Guerra. In modo esplicito e implicito, avendo come motivo ricorrente lo scenario Russia-Ucraina, la guerra è presente nei termini che ormai da tanti mesi si conoscono. Con una caratteristica, attesa, ma che risulta in un certo senso politicamente ridicola, o, meglio, come indicatore perfetto del ruolo di questi summit che si pretendono solenni: ci si dichiara tutti d’accordo. Neppure una traccia, anche leggera, di un bisogno di “resilienza” intellettuale, di un problema di crisi di democrazia: si ripete, con convinzione verbale, che il disarmo e il bando alle armi nucleari fanno parte dei commitments. La logica del G7 è quella di negare le conflittualità che possono minacciare la linearità e la sottrazione al dibattito della violenza della realtà. Neppure un cenno sul ruolo del mercato delle armi. Per non parlare di un neo-colonialismo che occupa l’attenzione di tutti coloro che vorrebbero, almeno un poco, chiamare le cose per nome. E le tante guerre in corso sono relegate alle sezioni “regionali”. Noi, paesi democratici, non c’entriamo. Possiamo solo esprimere raccomandazioni: perfettamente anonime, perché i tanti sinonimi di “dittatori” o simili non possono essere riferiti a persone reali. Gli intrecci, apertissimi e segreti, tra economia, politica, ambiente, risorse, terrorismi, di cui sono fatte le tante guerre non possono far parte di un rapporto “pubblico”. Un esempio che richiama quanto detto sopra a proposito di cibo: il summit si è tenuto in un luogo non “neutro” della storia globale, nel cuore di un continente che è testimone-attore di due genocidi in corso: quello dei Rohingyas, in Myanmar (oggetto di una sentenza del Tribunale Permanente dei Popoli dal 2017, ripreso da due anni anche dalla Corte penale internazionale), e quello del popolo Eelam Tamil, in Sri Lanka (anch’esso giudicato dal TPP, ormai da 10 anni, ma che interessa attualmente anche la giustizia tedesca e inglese). E, a proposito di India, si dovrebbe ricordare almeno il Kashmir. Ma anche la sola menzione dei nomi è proibita. Lo avevano fatto anche con Papa Francesco, che poi ha disobbedito. I G7 citano, ovviamente, l’ASEAN che è la autorità regionale: le raccomandano pace e sviluppo per tutti i paesi, così che gli accordi commerciali con i G7 siano più fluidi. I popoli sono incidenti di percorso, da risolvere nascondendoli, o eliminandoli.
Un ultimo termine di riferimento: economic coercion.
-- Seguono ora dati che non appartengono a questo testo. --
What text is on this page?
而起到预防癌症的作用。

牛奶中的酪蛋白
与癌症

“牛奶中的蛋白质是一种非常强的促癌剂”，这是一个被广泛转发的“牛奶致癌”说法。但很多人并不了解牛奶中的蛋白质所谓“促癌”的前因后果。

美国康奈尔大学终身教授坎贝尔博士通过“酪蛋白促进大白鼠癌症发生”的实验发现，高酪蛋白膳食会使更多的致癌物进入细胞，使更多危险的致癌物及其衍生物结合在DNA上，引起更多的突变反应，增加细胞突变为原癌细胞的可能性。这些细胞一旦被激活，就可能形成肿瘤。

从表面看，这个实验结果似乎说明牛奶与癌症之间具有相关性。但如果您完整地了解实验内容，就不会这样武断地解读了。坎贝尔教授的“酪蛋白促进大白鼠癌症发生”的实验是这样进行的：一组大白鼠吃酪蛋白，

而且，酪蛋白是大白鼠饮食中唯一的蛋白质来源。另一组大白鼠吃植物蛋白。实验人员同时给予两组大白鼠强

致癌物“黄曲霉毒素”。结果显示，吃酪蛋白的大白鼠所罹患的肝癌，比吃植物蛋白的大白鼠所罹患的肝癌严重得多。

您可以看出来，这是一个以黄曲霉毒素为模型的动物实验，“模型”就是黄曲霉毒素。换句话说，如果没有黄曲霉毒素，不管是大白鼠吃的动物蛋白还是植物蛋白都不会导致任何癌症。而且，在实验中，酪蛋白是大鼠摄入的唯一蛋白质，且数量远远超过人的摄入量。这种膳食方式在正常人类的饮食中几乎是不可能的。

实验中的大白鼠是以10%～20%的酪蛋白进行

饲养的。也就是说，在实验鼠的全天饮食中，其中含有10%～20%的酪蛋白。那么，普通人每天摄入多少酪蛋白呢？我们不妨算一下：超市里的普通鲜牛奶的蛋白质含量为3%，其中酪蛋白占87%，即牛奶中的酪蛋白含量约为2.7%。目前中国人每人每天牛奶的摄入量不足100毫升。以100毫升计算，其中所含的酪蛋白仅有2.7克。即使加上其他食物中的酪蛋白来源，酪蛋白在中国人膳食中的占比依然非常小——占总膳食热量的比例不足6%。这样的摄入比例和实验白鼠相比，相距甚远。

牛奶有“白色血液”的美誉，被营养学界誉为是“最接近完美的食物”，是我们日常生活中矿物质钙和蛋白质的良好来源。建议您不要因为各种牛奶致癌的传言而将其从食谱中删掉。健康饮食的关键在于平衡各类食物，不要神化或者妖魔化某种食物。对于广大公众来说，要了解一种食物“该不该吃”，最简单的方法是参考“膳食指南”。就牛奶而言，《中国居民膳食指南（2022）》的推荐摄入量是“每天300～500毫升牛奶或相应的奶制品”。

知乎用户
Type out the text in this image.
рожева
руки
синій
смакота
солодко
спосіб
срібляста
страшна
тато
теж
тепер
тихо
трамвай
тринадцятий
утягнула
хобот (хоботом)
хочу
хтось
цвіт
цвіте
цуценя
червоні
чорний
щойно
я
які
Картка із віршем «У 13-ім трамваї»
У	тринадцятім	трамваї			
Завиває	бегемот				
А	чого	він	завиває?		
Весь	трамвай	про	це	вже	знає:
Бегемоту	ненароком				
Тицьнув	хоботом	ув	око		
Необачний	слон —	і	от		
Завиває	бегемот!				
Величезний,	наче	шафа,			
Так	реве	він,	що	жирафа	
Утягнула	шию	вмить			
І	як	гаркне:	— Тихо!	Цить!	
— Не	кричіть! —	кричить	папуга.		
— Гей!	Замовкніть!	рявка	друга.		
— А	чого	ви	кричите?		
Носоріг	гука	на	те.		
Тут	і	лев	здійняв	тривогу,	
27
Il rapporto su questo tema è stato affidato al primo ministro inglese: con il compito, ben mirato e diligentemente svolto, di raccomandare-avvertire la Cina di non essere troppo aggressiva e incauta nella sua economic coercion: in settori tanto critici come quelli, ben noti, di semiconduttori, così pericolosamente alla frontiera tra mercati e sovranità territoriali (vedi Taiwan) e più largamente nel controllo delle vie del mare di quella parte del mondo. Gli invitati extra G7 (Australia, Indonesia) dovevano sentirsi formalmente committed: informati e coinvolti. Come nel discorso fatto al G7 dalla Presidente della Commissione Europea. In contesti delicati come quelli dei rapporti commerciali ed economici chiamare per nome i responsabili – Cina e Usa – non è elegante, anche se rischia di violare la “unità” assoluta dichiarata come risultato: «la trasparenza su come produciamo e sosteniamo le nostre produzioni è un punto di partenza».
Per concludere. Niente di nuovo in quanto è stato detto, come nel sistema di conferenze attorno cui gira il mondo (nel rapporto da Hiroshima uno dei paragrafi più “affascinanti” è l’elencazione di quante ce ne aspettano fino alla fine del 2024…): siamo al sicuro, tutto è sotto controllo e affidato a mani e menti responsabili; “connesse” è l’esplicitazione della dissociazione delle politiche globali dalla vita reale dei popoli. È interessante che, nelle forme di una diplomazia abituata a tutto digerire, persino il Segretario Generale delle Nazioni Unite, Guterres, più o meno nei giorni dei G7, ha riconosciuto che il sistema degli Stati così come era stato stabilito ai tempi della Dichiarazione Universale non è più capace né adatto a un mondo radicalmente cambiato: non solo per la contraddizione strutturale della composizione e dei compiti del Consiglio di sicurezza. È la sostanza stessa della democrazia che è in causa. Il teatro dei G7 sul cibo o sulla guerra, e nei suoi linguaggi “resilienti”, non è diverso da quello dell’Unione Europea che si affretta a congratularsi caldamente con Erdogan, negatore certificato di tutti i diritti fondamentali internazionalmente riconosciuti, così come hanno fatto tutti i G7, rappresentanti e custodi della dignità delle democrazie. Il disincanto (certo non nuovo) rispetto alla politica ufficiale deve essere una componente metodologica essenziale per vivere in una storia fatta e ostentata come una realtà che di fatto prescinde dalla concretezza della vita delle persone, e dove le “narrazioni” che dispensano dalla verifica delle sostituiscono il tempo e la fatica di chiamare per nome ciò che è intollerabile, anche se rivestito di altre parole. Ad Hiroshima, Biden non ha voluto neppure considerare la possibilità di ricordare le vittime: ha scritto nel libro degli ospiti una frase che può ben chiudere questa riflessione sulla capacità di finzione della politica dei “padroni” (lecito, od obbligato, questo termine nell’anniversario di don Milani?): «Possano le storie di questo “museo” ricordarci i nostri obblighi di costruire un futuro di pace».